Common Mistakes and How to Avoid Them
Corporations often make avoidable errors when filing Form 1099-CAP. Careful review of shareholder and transaction details helps prevent penalties and rejected filings.
- Filing for non-reportable exchanges: Do not file for shareholders who only received stock-for-stock exchanges when no cash or other property was received.
- Reporting incorrect fair market value: Verify that all property received is included and accurately valued at fair market value.
- Missing filing deadlines or e-filing requirements: File on time and ensure electronic filing when required to avoid late penalties.
- Forgetting to include Form 8806: Always attach Form 8806 when submitting Form 1099-CAP to meet IRS reporting requirements.
- Filing for exempt recipients: Do not file for foreign shareholders with valid documentation or for investment company entities that are exempt.
- Failing to review and correct errors: Double-check all shareholder data and exchange details before submission to prevent unnecessary penalties.
Corporations can ensure compliance and avoid IRS notices by maintaining consistent records, verifying deadlines, and thoroughly reviewing all reporting requirements.
Learn more about how to avoid business tax problems in our guide on How to File and Avoid Penalties.
What Happens After You File
After a corporation files Form 1099-CAP, the IRS uses the data to verify corporate control and capital structure changes and confirm that shareholders accurately report taxable income and capital gains. Brokers and financial institutions use this information to complete related tax forms, such as Form 1099-B, ensuring all parties correctly report investment income and capital asset exchanges.
Shareholders must include the fair market value of any cash or property received on their income tax return. Corporations should keep all detailed information, including aggregate amounts, taxpayer identification numbers, and filing dates, to support the filing. Working with tax professionals or a qualified tax advisor can help both corporations and shareholders review their data, avoid penalties, and ensure full compliance with IRS reporting rules.
FAQs
What is IRS Form 1099-CAP (2010) used for?
IRS Form 1099-CAP (2010) reports corporate transactions where a corporation changes control or capital structure. It helps shareholders and the IRS track taxable income, fair market value, and capital gains from stock or property received as a gift.
Who must file Form 1099-CAP, and when is it due?
A domestic corporation must file Form 1099-CAP when it experiences an acquisition or substantial change in capital structure.
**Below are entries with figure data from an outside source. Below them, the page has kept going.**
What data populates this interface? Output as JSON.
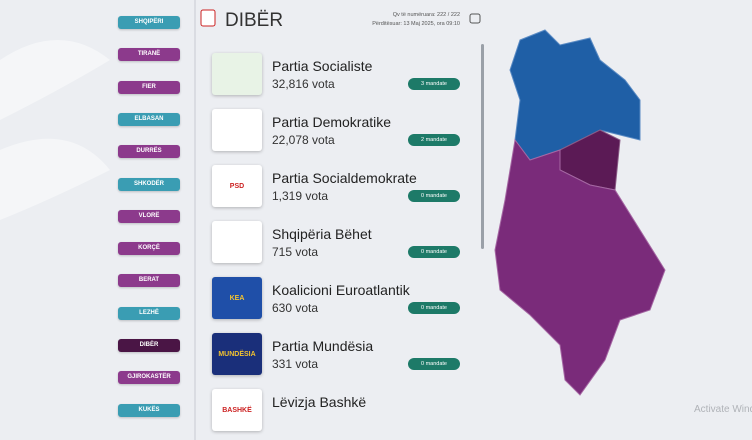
{
  "nav": [
    {
      "label": "SHQIPËRI",
      "kind": "national"
    },
    {
      "label": "TIRANË",
      "kind": "region"
    },
    {
      "label": "FIER",
      "kind": "region"
    },
    {
      "label": "ELBASAN",
      "kind": "national"
    },
    {
      "label": "DURRËS",
      "kind": "region"
    },
    {
      "label": "SHKODËR",
      "kind": "national"
    },
    {
      "label": "VLORË",
      "kind": "region"
    },
    {
      "label": "KORÇË",
      "kind": "region"
    },
    {
      "label": "BERAT",
      "kind": "region"
    },
    {
      "label": "LEZHË",
      "kind": "national"
    },
    {
      "label": "DIBËR",
      "kind": "active"
    },
    {
      "label": "GJIROKASTËR",
      "kind": "region"
    },
    {
      "label": "KUKËS",
      "kind": "national"
    }
  ],
  "header": {
    "title": "DIBËR",
    "counted": "Qv të numëruara: 222 / 222",
    "updated": "Përditësuar: 13 Maj 2025, ora 09:10"
  },
  "parties": [
    {
      "name": "Partia Socialiste",
      "votes": "32,816 vota",
      "mandates": "3 mandate",
      "logo_color": "#e8f3e6"
    },
    {
      "name": "Partia Demokratike",
      "votes": "22,078 vota",
      "mandates": "2 mandate",
      "logo_color": "#ffffff"
    },
    {
      "name": "Partia Socialdemokrate",
      "votes": "1,319 vota",
      "mandates": "0 mandate",
      "logo_color": "#ffffff",
      "logo_text": "PSD"
    },
    {
      "name": "Shqipëria Bëhet",
      "votes": "715 vota",
      "mandates": "0 mandate",
      "logo_color": "#ffffff"
    },
    {
      "name": "Koalicioni Euroatlantik",
      "votes": "630 vota",
      "mandates": "0 mandate",
      "logo_color": "#1f4fa8",
      "logo_text": "KEA"
    },
    {
      "name": "Partia Mundësia",
      "votes": "331 vota",
      "mandates": "0 mandate",
      "logo_color": "#1a2f7a",
      "logo_text": "MUNDËSIA"
    },
    {
      "name": "Lëvizja Bashkë",
      "logo_color": "#ffffff",
      "logo_text": "BASHKË"
    }
  ],
  "watermark": "Activate Windows"
}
The due date for filing electronically or by paper depends on IRS filing deadlines for the tax year.
What happens when shareholders receive cash or other property?
When shareholders receive cash, stock, or other property as a result of corporate control or capital changes, the fair market value of the property must be reported. These details affect the shareholder’s income tax return and potential capital gains obligations.
Are foreign individuals or investment companies required to receive this form?
Foreign individuals, foreign central banks, and certain investment company entities are generally exempt from this requirement. If they provide the required details, such as Form W-8BEN, the corporation does not need to file Form 1099-CAP for these shareholders.
How can taxpayers avoid penalties or errors when filing Form 1099-CAP?
Corporations can avoid penalties by verifying shareholder information, filing electronically by the due date, and reviewing all required details. Tax professionals and tax advisors recommend verifying fair market values, aggregating amounts, and ensuring that all data is complete before submission.